I’m watching this in hopes my late son is floating around this realm still somewhere. We miss you Silas
Honestly the idea of someone pointing a revolver at their head and pulling the trigger, unable to die because something always happens - dud bullets, shaky hands, etc, yet dying in countless other universes that they will never be able to perceive, has always fascinated me from both a philosophical and science-fiction storywriting perspective. I'd never try it, of course, but it'd be interesting if this was in fact the case in reality. We're all the the "chosen ones" of our own worlds, because we can never truly experience the collapse of whatever is generating our conscious experience.
It's an interesting thought, but the idea that I'll have to pay taxes forever is existentially terrifying
I've experienced first hand the concept they are talking about in this video. Many years ago I was in a car accident, an SUV hitting my driver side at high speed. I was completely unharmed but couldn't shake the feeling I had died in another branch of reality. The most difficult aspect of this feeling is the thought my loved ones had to grieve my young death. This video brought all those feelings back. When I saw the video before clicking on it I thought of that car accident and the video went on to describe the exact thing I felt had happened.
Several years after my wife passed away, I had a dream in which she came to see me. I was so confused, but there was a lot going on & I didn't have a chance to ask questions for a while. I was about to tell her, "I watched you die," & ask how she was here, when she told me, "I watched you die so many times before I found you." She kissed me, and I woke up. And all I could think of was that in some other universe, she had lived and I had died, and she had found a way to at least find the me that had lived and contact me via a dream. This, more than anything else, has given weight to the idea of a multiverse. I'm grateful for the handful of dreams in which I've gotten to spend just a little more time with my wonderful bride.
Once, I was about to cross a red light looking at my phone. I didn't realize that a bus was coming and I was literally a centimetre away from dying before I stopped. The bus was almost scratching my nose as it buzzed by. Ever since then, I can't shake that feeling that I actually died that day and i'm continuing in a different reality.
I'm living in one of these timelines right now. Not one where I can't die, but one where every single stock trade I make loses money.
Regardless, you will never experience being dead. From your own perspective, you cannot die, only others can.
There’s a world out there where my mom never developed stage 4 lung cancer. And there’s also one where we never discovered it and she died suddenly. And another one where she died from it after a long fight. Thank you for this version of reality where my mom went into remission and has a fighting chance at life ❤
A few days ago a friend if mine took her life. Ive been fighting this horrific feeling of loss, screaming at the univers for its cruelty to give and take as it so pleases - and the finality of entropy and decay.
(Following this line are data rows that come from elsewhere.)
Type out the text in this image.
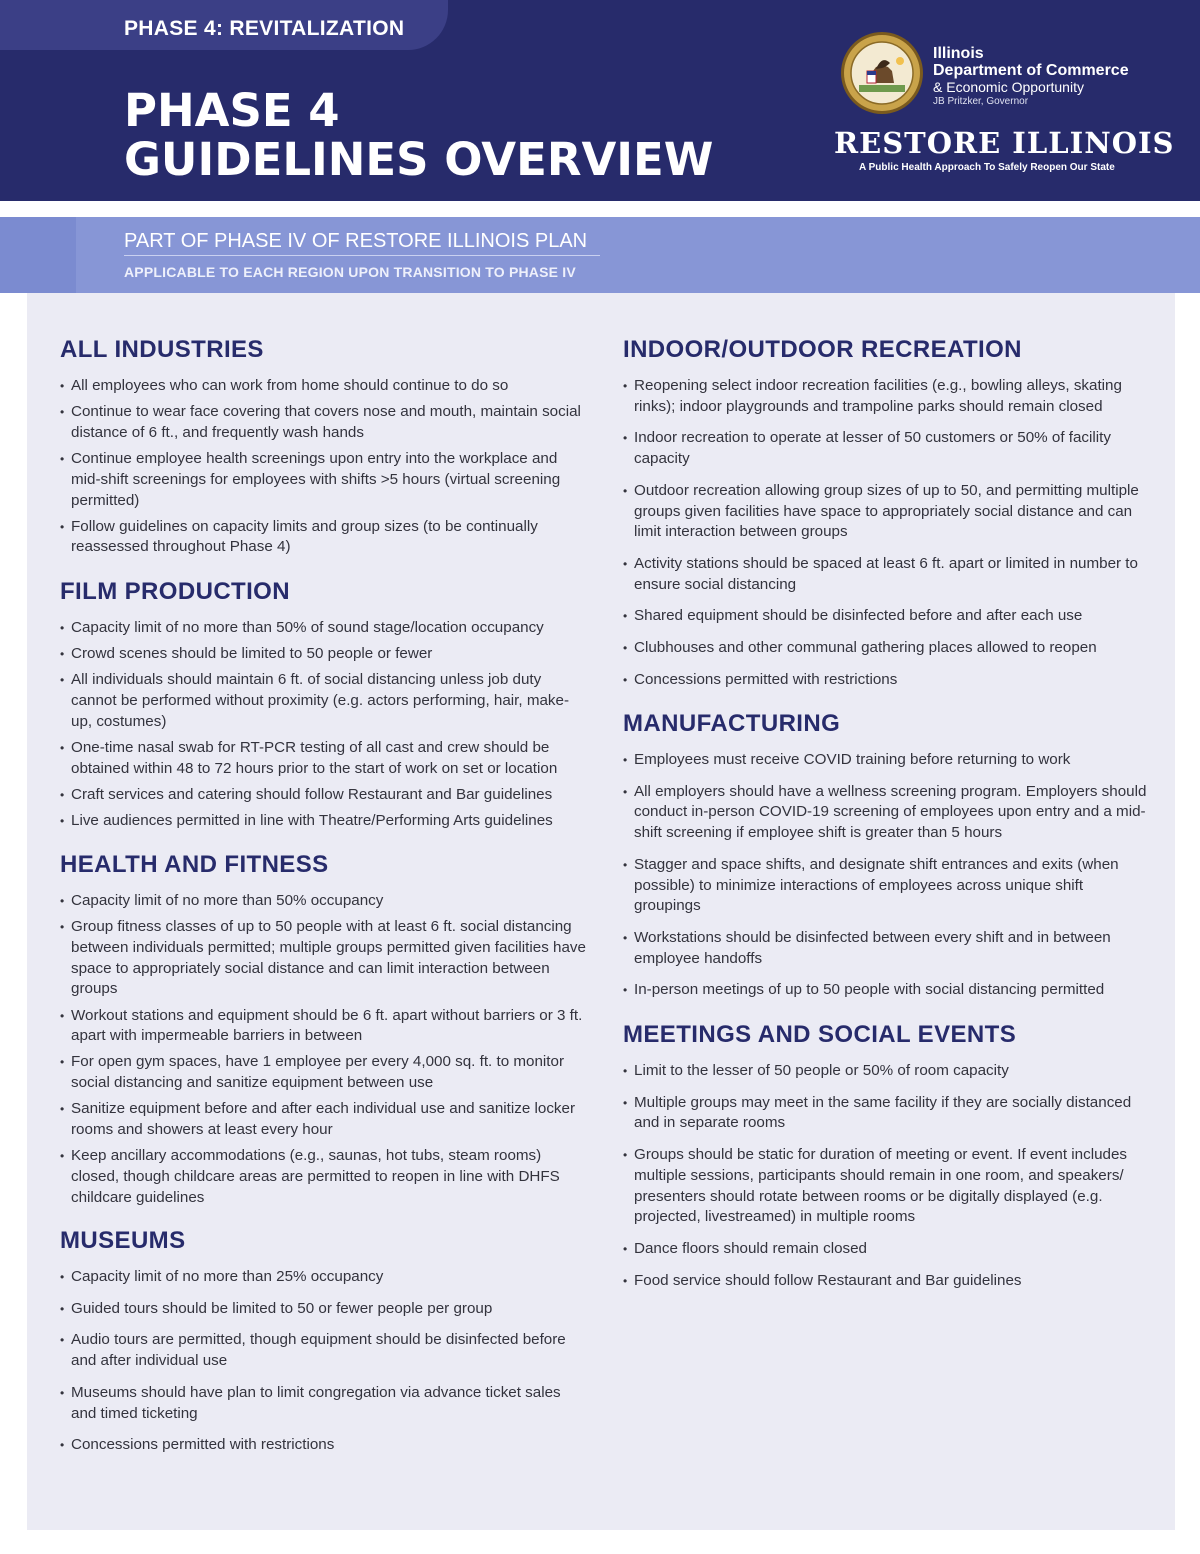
PHASE 4: REVITALIZATION
PHASE 4
GUIDELINES OVERVIEW
Illinois
Department of Commerce
& Economic Opportunity
JB Pritzker, Governor
RESTORE ILLINOIS
A Public Health Approach To Safely Reopen Our State
PART OF PHASE IV OF RESTORE ILLINOIS PLAN
APPLICABLE TO EACH REGION UPON TRANSITION TO PHASE IV
ALL INDUSTRIES
• All employees who can work from home should continue to do so
• Continue to wear face covering that covers nose and mouth, maintain social distance of 6 ft., and frequently wash hands
• Continue employee health screenings upon entry into the workplace and mid-shift screenings for employees with shifts >5 hours (virtual screening permitted)
• Follow guidelines on capacity limits and group sizes (to be continually reassessed throughout Phase 4)
FILM PRODUCTION
• Capacity limit of no more than 50% of sound stage/location occupancy
• Crowd scenes should be limited to 50 people or fewer
• All individuals should maintain 6 ft. of social distancing unless job duty cannot be performed without proximity (e.g. actors performing, hair, make-up, costumes)
• One-time nasal swab for RT-PCR testing of all cast and crew should be obtained within 48 to 72 hours prior to the start of work on set or location
• Craft services and catering should follow Restaurant and Bar guidelines
• Live audiences permitted in line with Theatre/Performing Arts guidelines
HEALTH AND FITNESS
• Capacity limit of no more than 50% occupancy
• Group fitness classes of up to 50 people with at least 6 ft. social distancing between individuals permitted; multiple groups permitted given facilities have space to appropriately social distance and can limit interaction between groups
• Workout stations and equipment should be 6 ft. apart without barriers or 3 ft. apart with impermeable barriers in between
• For open gym spaces, have 1 employee per every 4,000 sq. ft. to monitor social distancing and sanitize equipment between use
• Sanitize equipment before and after each individual use and sanitize locker rooms and showers at least every hour
• Keep ancillary accommodations (e.g., saunas, hot tubs, steam rooms) closed, though childcare areas are permitted to reopen in line with DHFS childcare guidelines
MUSEUMS
• Capacity limit of no more than 25% occupancy
• Guided tours should be limited to 50 or fewer people per group
• Audio tours are permitted, though equipment should be disinfected before and after individual use
• Museums should have plan to limit congregation via advance ticket sales and timed ticketing
• Concessions permitted with restrictions
INDOOR/OUTDOOR RECREATION
• Reopening select indoor recreation facilities (e.g., bowling alleys, skating rinks); indoor playgrounds and trampoline parks should remain closed
• Indoor recreation to operate at lesser of 50 customers or 50% of facility capacity
• Outdoor recreation allowing group sizes of up to 50, and permitting multiple groups given facilities have space to appropriately social distance and can limit interaction between groups
• Activity stations should be spaced at least 6 ft. apart or limited in number to ensure social distancing
• Shared equipment should be disinfected before and after each use
• Clubhouses and other communal gathering places allowed to reopen
• Concessions permitted with restrictions
MANUFACTURING
• Employees must receive COVID training before returning to work
• All employers should have a wellness screening program. Employers should conduct in-person COVID-19 screening of employees upon entry and a mid-shift screening if employee shift is greater than 5 hours
• Stagger and space shifts, and designate shift entrances and exits (when possible) to minimize interactions of employees across unique shift groupings
• Workstations should be disinfected between every shift and in between employee handoffs
• In-person meetings of up to 50 people with social distancing permitted
MEETINGS AND SOCIAL EVENTS
• Limit to the lesser of 50 people or 50% of room capacity
• Multiple groups may meet in the same facility if they are socially distanced and in separate rooms
• Groups should be static for duration of meeting or event. If event includes multiple sessions, participants should remain in one room, and speakers/ presenters should rotate between rooms or be digitally displayed (e.g. projected, livestreamed) in multiple rooms
• Dance floors should remain closed
• Food service should follow Restaurant and Bar guidelines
This video, and idk how to explain the timing, really helped me. Thank you for this. I know it was probably a fluke coincidence, but i will take it as a sign that Devon lives on somewhere. I hope in that life she finds the peace she deserved here.
Since I was a young boy. Long before I was interested in science, I always imagined that every time something happened in our lives, there were at least 2 outcomes. The one I live in today and the other outcome I live in. And it happens over and over infinitely.
I saw my brother, who recently passed, in a dream. He came in clear and was aware of his passing. Then he doubled and the double was very pixilated. He said he was good and the place he was “is a lot like here.” Take from that what you will.